Cell Therapy for Diabetes

Fri14  Oct11:00am(30 mins)
 Kevin Docherty


Cell therapy
in the form of human islet transplantation has been a successful form of
treatment for patients with type 1 diabetes for over 15 years, but is
significantly limited by lack of suitable donor material. During the islet
isolation procedure, 98% of the pancreas, comprising acinar and ductal tissue
(the exocrine tissue) is normally discarded. The aim of this study was to
optimize a protocol whereby this exocrine material could be efficiently
reprogrammed to provide an additional supply of islets for transplantation. On
arrival in the lab the exocrine-enriched fraction was immediately plated on to
tissue culture dishes.
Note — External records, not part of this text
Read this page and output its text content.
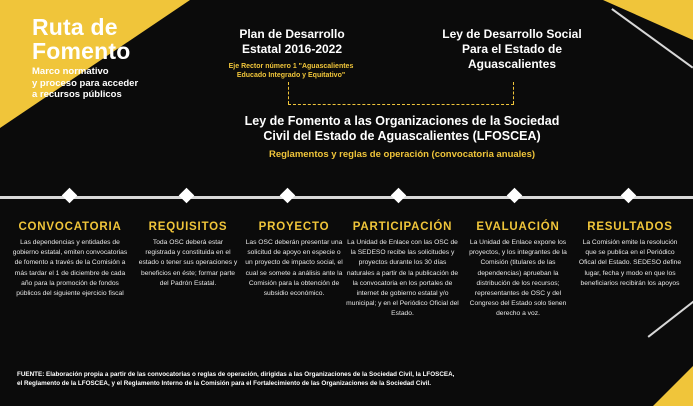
Ruta de
Fomento
Marco normativo
y proceso para acceder
a recursos públicos
Plan de Desarrollo
Estatal 2016-2022
Eje Rector número 1 "Aguascalientes
Educado Integrado y Equitativo"
Ley de Desarrollo Social
Para el Estado de
Aguascalientes
Ley de Fomento a las Organizaciones de la Sociedad
Civil del Estado de Aguascalientes (LFOSCEA)
Reglamentos y reglas de operación (convocatoria anuales)
CONVOCATORIA
Las dependencias y entidades de gobierno estatal, emiten convocatorias de fomento a través de la Comisión a más tardar el 1 de diciembre de cada año para la promoción de fondos públicos del siguiente ejercicio fiscal
REQUISITOS
Toda OSC deberá estar registrada y constituida en el estado o tener sus operaciones y beneficios en éste; formar parte del Padrón Estatal.
PROYECTO
Las OSC deberán presentar una solicitud de apoyo en especie o un proyecto de impacto social, el cual se somete a análisis ante la Comisión para la obtención de subsidio económico.
PARTICIPACIÓN
La Unidad de Enlace con las OSC de la SEDESO recibe las solicitudes y proyectos durante los 30 días naturales a partir de la publicación de la convocatoria en los portales de internet de gobierno estatal y/o municipal; y en el Periódico Oficial del Estado.
EVALUACIÓN
La Unidad de Enlace expone los proyectos, y los integrantes de la Comisión (titulares de las dependencias) aprueban la distribución de los recursos; representantes de OSC y del Congreso del Estado solo tienen derecho a voz.
RESULTADOS
La Comisión emite la resolución que se publica en el Periódico Ofical del Estado. SEDESO define lugar, fecha y modo en que los beneficiarios recibirán los apoyos
FUENTE: Elaboración propia a partir de las convocatorias o reglas de operación, dirigidas a las Organizaciones de la Sociedad Civil, la LFOSCEA,
el Reglamento de la LFOSCEA, y el Reglamento Interno de la Comisión para el Fortalecimiento de las Organizaciones de la Sociedad Civil.
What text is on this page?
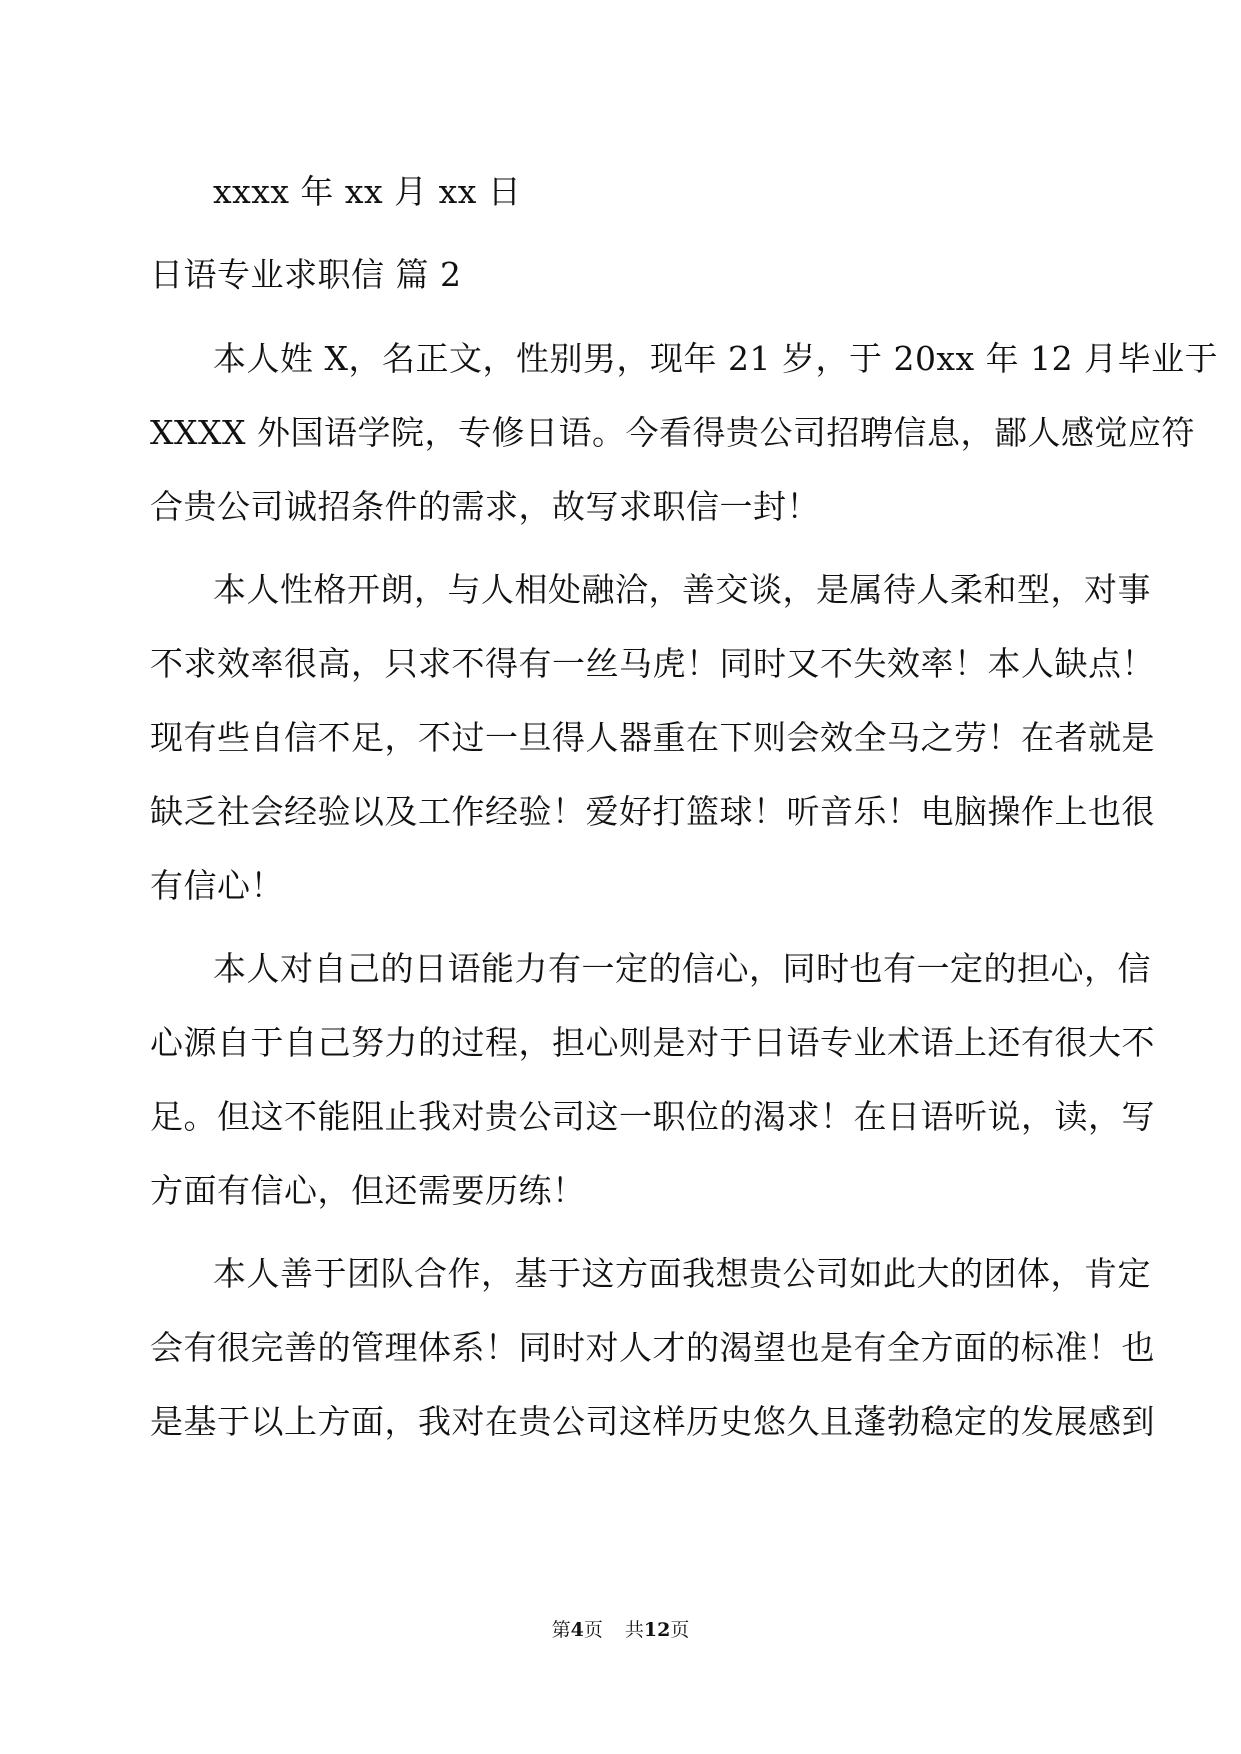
xxxx 年 xx 月 xx 日
日语专业求职信 篇 2
本人姓 X，名正文，性别男，现年 21 岁，于 20xx 年 12 月毕业于
XXXX 外国语学院，专修日语。今看得贵公司招聘信息，鄙人感觉应符
合贵公司诚招条件的需求，故写求职信一封！
本人性格开朗，与人相处融洽，善交谈，是属待人柔和型，对事
不求效率很高，只求不得有一丝马虎！同时又不失效率！本人缺点！
现有些自信不足，不过一旦得人器重在下则会效全马之劳！在者就是
缺乏社会经验以及工作经验！爱好打篮球！听音乐！电脑操作上也很
有信心！
本人对自己的日语能力有一定的信心，同时也有一定的担心，信
心源自于自己努力的过程，担心则是对于日语专业术语上还有很大不
足。但这不能阻止我对贵公司这一职位的渴求！在日语听说，读，写
方面有信心，但还需要历练！
本人善于团队合作，基于这方面我想贵公司如此大的团体，肯定
会有很完善的管理体系！同时对人才的渴望也是有全方面的标准！也
是基于以上方面，我对在贵公司这样历史悠久且蓬勃稳定的发展感到
第4页 共12页
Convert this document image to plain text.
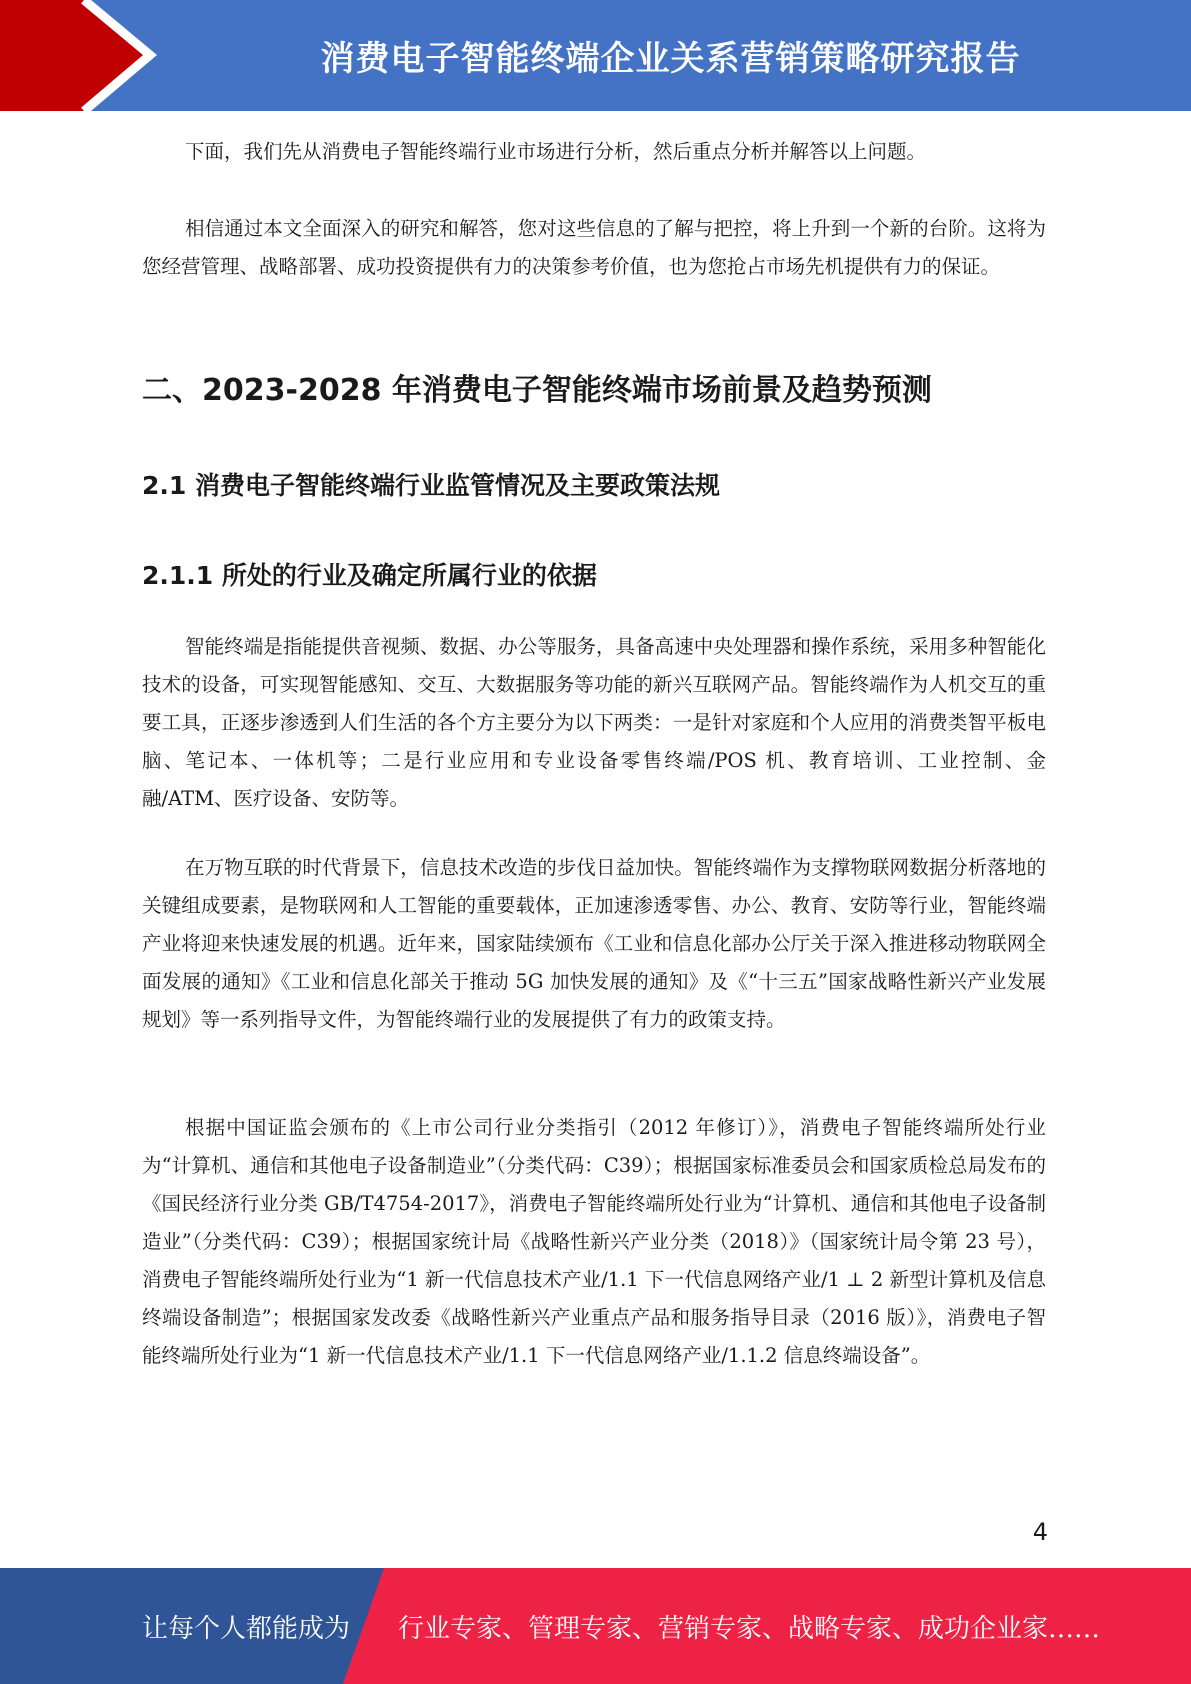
消费电子智能终端企业关系营销策略研究报告

下面，我们先从消费电子智能终端行业市场进行分析，然后重点分析并解答以上问题。

相信通过本文全面深入的研究和解答，您对这些信息的了解与把控，将上升到一个新的台阶。这将为您经营管理、战略部署、成功投资提供有力的决策参考价值，也为您抢占市场先机提供有力的保证。

二、2023-2028 年消费电子智能终端市场前景及趋势预测
2.1 消费电子智能终端行业监管情况及主要政策法规
2.1.1 所处的行业及确定所属行业的依据

智能终端是指能提供音视频、数据、办公等服务，具备高速中央处理器和操作系统，采用多种智能化技术的设备，可实现智能感知、交互、大数据服务等功能的新兴互联网产品。智能终端作为人机交互的重要工具，正逐步渗透到人们生活的各个方主要分为以下两类：一是针对家庭和个人应用的消费类智平板电脑、笔记本、一体机等；二是行业应用和专业设备零售终端/POS 机、教育培训、工业控制、金融/ATM、医疗设备、安防等。

在万物互联的时代背景下，信息技术改造的步伐日益加快。智能终端作为支撑物联网数据分析落地的关键组成要素，是物联网和人工智能的重要载体，正加速渗透零售、办公、教育、安防等行业，智能终端产业将迎来快速发展的机遇。近年来，国家陆续颁布《工业和信息化部办公厅关于深入推进移动物联网全面发展的通知》《工业和信息化部关于推动 5G 加快发展的通知》及《“十三五”国家战略性新兴产业发展规划》等一系列指导文件，为智能终端行业的发展提供了有力的政策支持。

根据中国证监会颁布的《上市公司行业分类指引（2012 年修订）》，消费电子智能终端所处行业为“计算机、通信和其他电子设备制造业”（分类代码：C39）；根据国家标准委员会和国家质检总局发布的《国民经济行业分类 GB/T4754-2017》，消费电子智能终端所处行业为“计算机、通信和其他电子设备制造业”（分类代码：C39）；根据国家统计局《战略性新兴产业分类（2018）》（国家统计局令第 23 号），消费电子智能终端所处行业为“1 新一代信息技术产业/1.1 下一代信息网络产业/1 ⊥ 2 新型计算机及信息终端设备制造”；根据国家发改委《战略性新兴产业重点产品和服务指导目录（2016 版）》，消费电子智能终端所处行业为“1 新一代信息技术产业/1.1 下一代信息网络产业/1.1.2 信息终端设备”。

4
让每个人都能成为 行业专家、管理专家、营销专家、战略专家、成功企业家……
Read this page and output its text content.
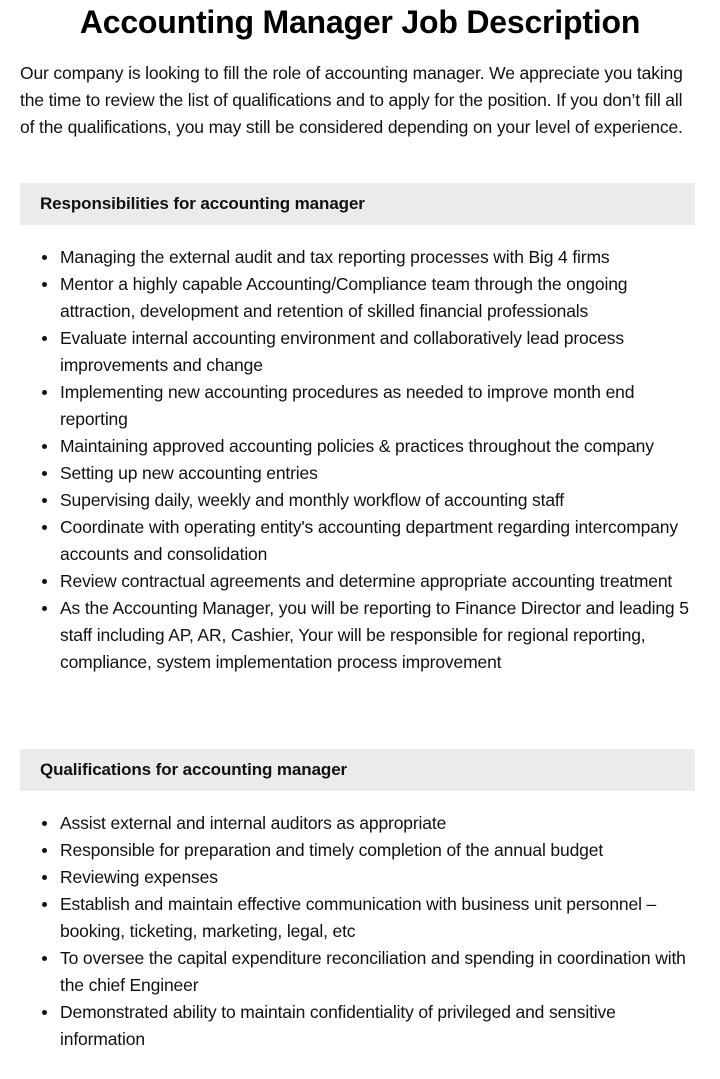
Accounting Manager Job Description

Our company is looking to fill the role of accounting manager. We appreciate you taking the time to review the list of qualifications and to apply for the position. If you don’t fill all of the qualifications, you may still be considered depending on your level of experience.

Responsibilities for accounting manager
Managing the external audit and tax reporting processes with Big 4 firms
Mentor a highly capable Accounting/Compliance team through the ongoing attraction, development and retention of skilled financial professionals
Evaluate internal accounting environment and collaboratively lead process improvements and change
Implementing new accounting procedures as needed to improve month end reporting
Maintaining approved accounting policies & practices throughout the company
Setting up new accounting entries
Supervising daily, weekly and monthly workflow of accounting staff
Coordinate with operating entity's accounting department regarding intercompany accounts and consolidation
Review contractual agreements and determine appropriate accounting treatment
As the Accounting Manager, you will be reporting to Finance Director and leading 5 staff including AP, AR, Cashier, Your will be responsible for regional reporting, compliance, system implementation process improvement
Qualifications for accounting manager
Assist external and internal auditors as appropriate
Responsible for preparation and timely completion of the annual budget
Reviewing expenses
Establish and maintain effective communication with business unit personnel – booking, ticketing, marketing, legal, etc
To oversee the capital expenditure reconciliation and spending in coordination with the chief Engineer
Demonstrated ability to maintain confidentiality of privileged and sensitive information
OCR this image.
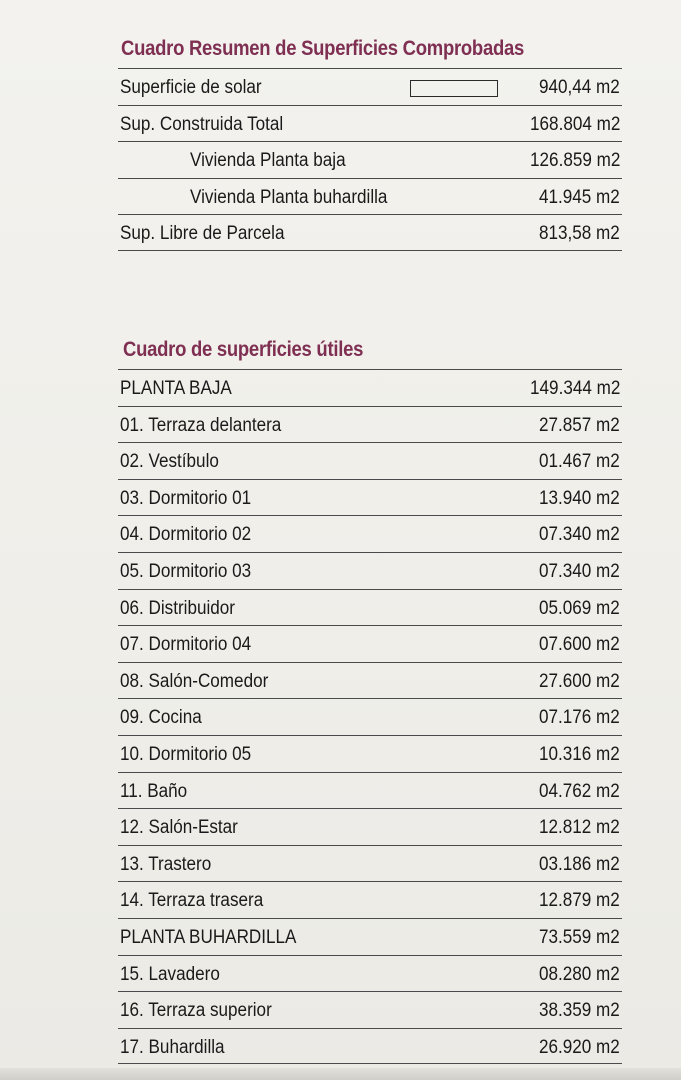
Cuadro Resumen de Superficies Comprobadas
Superficie de solar	940,44 m2
Sup. Construida Total	168.804 m2
Vivienda Planta baja	126.859 m2
Vivienda Planta buhardilla	41.945 m2
Sup. Libre de Parcela	813,58 m2
Cuadro de superficies útiles
PLANTA BAJA	149.344 m2
01. Terraza delantera	27.857 m2
02. Vestíbulo	01.467 m2
03. Dormitorio 01	13.940 m2
04. Dormitorio 02	07.340 m2
05. Dormitorio 03	07.340 m2
06. Distribuidor	05.069 m2
07. Dormitorio 04	07.600 m2
08. Salón-Comedor	27.600 m2
09. Cocina	07.176 m2
10. Dormitorio 05	10.316 m2
11. Baño	04.762 m2
12. Salón-Estar	12.812 m2
13. Trastero	03.186 m2
14. Terraza trasera	12.879 m2
PLANTA BUHARDILLA	73.559 m2
15. Lavadero	08.280 m2
16. Terraza superior	38.359 m2
17. Buhardilla	26.920 m2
The cells attached to the dish and formed a monolayer,
which if left unchecked would undergo the epithelial to mesenchymal transition
(EMT). Reprogramming was initiated by treatment with adenoviruses containing
the pancreatic transcription factors Pdx1, MafA, Ngn3 and Pax4. Four days later
(D4) the cells were treated with an siRNA to inhibit expression of the endogenous
transcription factor ARX. The protocol was complete by D10. The reprogrammed
cells share many of the properties of adult endogenous Beta cells and compare well
with surrogate Beta cells generated from human embryonic stem or iPS cells.   We estimate that around 1.5 x 108
reprogrammed cells would have a therapeutic effect if transplanted in human
diabetics; thus one recipient pancreas could provide numerous islet grafts.